I reiterate that it is clear that we must innovate because, as Mark Stevenson, creator of the law of the pragmatic optimist, says: if we do not imagine a better world, we condemn it to be worse. But it has to be done with an idea of improvement, a dream of prosperity, a utopian vision of what we want education to be, in this case. However, in today’s society of immediacy and marketing, innovation does not advance steadily and surely, and there is still a long way to go.
Some examples of innovations that are not quite there yet
- The full use of tablets or laptops when there are studies that show the opposite. 
- The total use of interactive networks, when some studies show that this is counterproductive. 
- Stopping handwriting when not doing so hinders the secure consolidation of learning. 
- Poor ITC teaching, programming students for specific tools and not making them competent. 
- A misunderstood way of exercising freedom in education that disorients students. 
- Or being centres that sign up for many conferences, competitions, events, etc., knowing that their students will not receive the appropriate transfer acceptably.
The question, then, is: why do some schools continue to promote specific innovations when studies show that they are not appropriate? One of the answers to this question has to do with what I stated at the beginning; allow me to use a neologism: posturing, wanting to appear to be something you are not, claiming to be a pioneering centre in something, making use of new technologies that other centres cannot yet use, etc.
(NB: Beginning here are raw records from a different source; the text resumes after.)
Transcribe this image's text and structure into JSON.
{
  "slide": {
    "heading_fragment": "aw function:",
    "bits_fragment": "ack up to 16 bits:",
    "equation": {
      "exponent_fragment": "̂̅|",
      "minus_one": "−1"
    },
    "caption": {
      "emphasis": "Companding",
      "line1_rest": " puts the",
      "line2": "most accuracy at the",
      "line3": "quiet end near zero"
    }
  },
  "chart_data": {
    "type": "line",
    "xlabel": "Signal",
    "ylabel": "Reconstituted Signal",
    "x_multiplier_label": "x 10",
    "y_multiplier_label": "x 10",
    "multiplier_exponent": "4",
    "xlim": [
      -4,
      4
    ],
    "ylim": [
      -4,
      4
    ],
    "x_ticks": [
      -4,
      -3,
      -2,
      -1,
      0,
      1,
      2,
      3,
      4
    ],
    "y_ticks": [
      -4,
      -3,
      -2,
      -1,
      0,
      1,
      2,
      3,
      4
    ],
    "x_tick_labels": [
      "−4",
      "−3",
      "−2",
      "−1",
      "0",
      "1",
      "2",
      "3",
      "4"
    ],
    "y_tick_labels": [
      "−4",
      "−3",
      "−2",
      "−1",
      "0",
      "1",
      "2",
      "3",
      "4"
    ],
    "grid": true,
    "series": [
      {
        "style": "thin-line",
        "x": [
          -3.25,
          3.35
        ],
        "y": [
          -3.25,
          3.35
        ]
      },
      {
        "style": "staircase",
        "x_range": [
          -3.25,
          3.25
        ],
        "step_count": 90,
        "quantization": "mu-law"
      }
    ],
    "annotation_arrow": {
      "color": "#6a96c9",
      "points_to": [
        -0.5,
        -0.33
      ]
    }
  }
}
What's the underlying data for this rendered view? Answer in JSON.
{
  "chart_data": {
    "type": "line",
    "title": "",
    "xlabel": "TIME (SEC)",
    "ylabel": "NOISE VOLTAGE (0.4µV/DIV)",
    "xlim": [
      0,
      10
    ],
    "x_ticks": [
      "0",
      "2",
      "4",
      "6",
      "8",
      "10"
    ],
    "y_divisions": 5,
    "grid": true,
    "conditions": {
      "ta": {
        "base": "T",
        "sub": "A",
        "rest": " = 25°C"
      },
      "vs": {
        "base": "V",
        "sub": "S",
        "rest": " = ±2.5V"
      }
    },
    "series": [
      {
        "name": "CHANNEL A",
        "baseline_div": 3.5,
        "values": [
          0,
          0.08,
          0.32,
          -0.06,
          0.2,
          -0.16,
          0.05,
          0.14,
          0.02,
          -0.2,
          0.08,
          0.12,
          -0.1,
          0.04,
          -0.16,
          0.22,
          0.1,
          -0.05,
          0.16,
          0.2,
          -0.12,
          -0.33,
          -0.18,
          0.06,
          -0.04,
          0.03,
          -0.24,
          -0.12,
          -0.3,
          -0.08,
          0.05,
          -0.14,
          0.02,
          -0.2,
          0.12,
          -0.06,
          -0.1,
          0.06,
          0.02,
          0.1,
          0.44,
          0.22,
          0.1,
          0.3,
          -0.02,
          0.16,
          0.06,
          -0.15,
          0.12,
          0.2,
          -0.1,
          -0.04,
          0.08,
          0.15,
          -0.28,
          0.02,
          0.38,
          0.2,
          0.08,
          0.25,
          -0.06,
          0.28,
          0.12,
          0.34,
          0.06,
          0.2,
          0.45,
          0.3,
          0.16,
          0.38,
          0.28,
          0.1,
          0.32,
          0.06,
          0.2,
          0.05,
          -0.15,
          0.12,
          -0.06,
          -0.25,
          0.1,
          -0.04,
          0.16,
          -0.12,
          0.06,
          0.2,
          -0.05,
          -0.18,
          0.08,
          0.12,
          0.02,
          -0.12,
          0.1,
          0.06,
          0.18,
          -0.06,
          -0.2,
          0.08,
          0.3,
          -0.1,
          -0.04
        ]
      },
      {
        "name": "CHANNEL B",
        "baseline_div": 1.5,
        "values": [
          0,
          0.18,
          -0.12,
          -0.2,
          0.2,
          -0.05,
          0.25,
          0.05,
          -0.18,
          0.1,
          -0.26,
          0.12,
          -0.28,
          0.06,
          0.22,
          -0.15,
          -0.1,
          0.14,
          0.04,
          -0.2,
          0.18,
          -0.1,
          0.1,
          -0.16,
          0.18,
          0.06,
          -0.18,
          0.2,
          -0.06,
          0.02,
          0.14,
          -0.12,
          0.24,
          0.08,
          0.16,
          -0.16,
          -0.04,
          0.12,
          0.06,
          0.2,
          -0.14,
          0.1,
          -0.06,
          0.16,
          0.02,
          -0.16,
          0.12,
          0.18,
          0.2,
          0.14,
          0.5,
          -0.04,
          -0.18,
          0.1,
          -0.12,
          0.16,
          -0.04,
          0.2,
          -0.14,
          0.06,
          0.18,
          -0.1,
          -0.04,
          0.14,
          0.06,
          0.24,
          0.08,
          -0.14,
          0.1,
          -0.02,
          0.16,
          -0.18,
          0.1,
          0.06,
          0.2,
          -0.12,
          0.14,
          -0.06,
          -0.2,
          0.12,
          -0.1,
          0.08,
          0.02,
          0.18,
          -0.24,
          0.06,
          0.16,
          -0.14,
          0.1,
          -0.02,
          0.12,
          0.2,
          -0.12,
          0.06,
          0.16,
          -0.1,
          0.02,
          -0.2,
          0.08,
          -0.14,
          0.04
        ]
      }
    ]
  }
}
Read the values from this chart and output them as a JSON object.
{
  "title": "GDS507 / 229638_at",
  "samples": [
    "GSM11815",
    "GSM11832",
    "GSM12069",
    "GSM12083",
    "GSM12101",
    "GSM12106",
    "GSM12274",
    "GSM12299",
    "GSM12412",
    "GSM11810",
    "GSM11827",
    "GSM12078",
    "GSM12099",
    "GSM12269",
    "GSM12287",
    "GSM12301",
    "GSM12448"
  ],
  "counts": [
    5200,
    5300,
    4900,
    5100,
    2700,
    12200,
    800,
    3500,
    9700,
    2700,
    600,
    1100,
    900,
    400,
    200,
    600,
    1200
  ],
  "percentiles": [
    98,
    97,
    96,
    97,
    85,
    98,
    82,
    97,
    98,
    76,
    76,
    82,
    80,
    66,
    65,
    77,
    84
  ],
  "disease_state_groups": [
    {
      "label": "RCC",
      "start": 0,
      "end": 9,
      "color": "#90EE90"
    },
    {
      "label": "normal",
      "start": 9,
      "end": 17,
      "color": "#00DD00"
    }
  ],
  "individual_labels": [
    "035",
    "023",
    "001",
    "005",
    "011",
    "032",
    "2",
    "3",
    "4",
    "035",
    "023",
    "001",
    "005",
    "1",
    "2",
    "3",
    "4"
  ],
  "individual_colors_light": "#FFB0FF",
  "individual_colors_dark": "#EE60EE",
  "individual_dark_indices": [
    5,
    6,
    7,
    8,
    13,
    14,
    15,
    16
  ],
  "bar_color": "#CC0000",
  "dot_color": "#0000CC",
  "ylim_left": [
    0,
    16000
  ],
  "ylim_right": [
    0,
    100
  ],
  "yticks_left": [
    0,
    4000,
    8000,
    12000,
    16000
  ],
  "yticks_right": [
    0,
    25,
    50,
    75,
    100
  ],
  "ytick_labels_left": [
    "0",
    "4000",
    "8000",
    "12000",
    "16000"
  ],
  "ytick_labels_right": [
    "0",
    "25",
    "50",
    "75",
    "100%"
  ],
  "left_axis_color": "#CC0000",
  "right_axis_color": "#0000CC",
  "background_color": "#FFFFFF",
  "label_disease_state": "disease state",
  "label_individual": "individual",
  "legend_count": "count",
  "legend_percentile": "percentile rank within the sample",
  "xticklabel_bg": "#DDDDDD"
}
It must be made clear that this unjustified implementation of innovations is not done in the knowledge of doing it badly, of course, but in good faith, and with a point of egocentrism that is inherent to human beings: thinking that one’s own pedagogical opinion is the best and can only bring benefits. No teacher, no management team, no educational leader wants to do anything harmful for their students. Still, it is essential to justify the innovations or new pedagogical methods one wants to put into practice.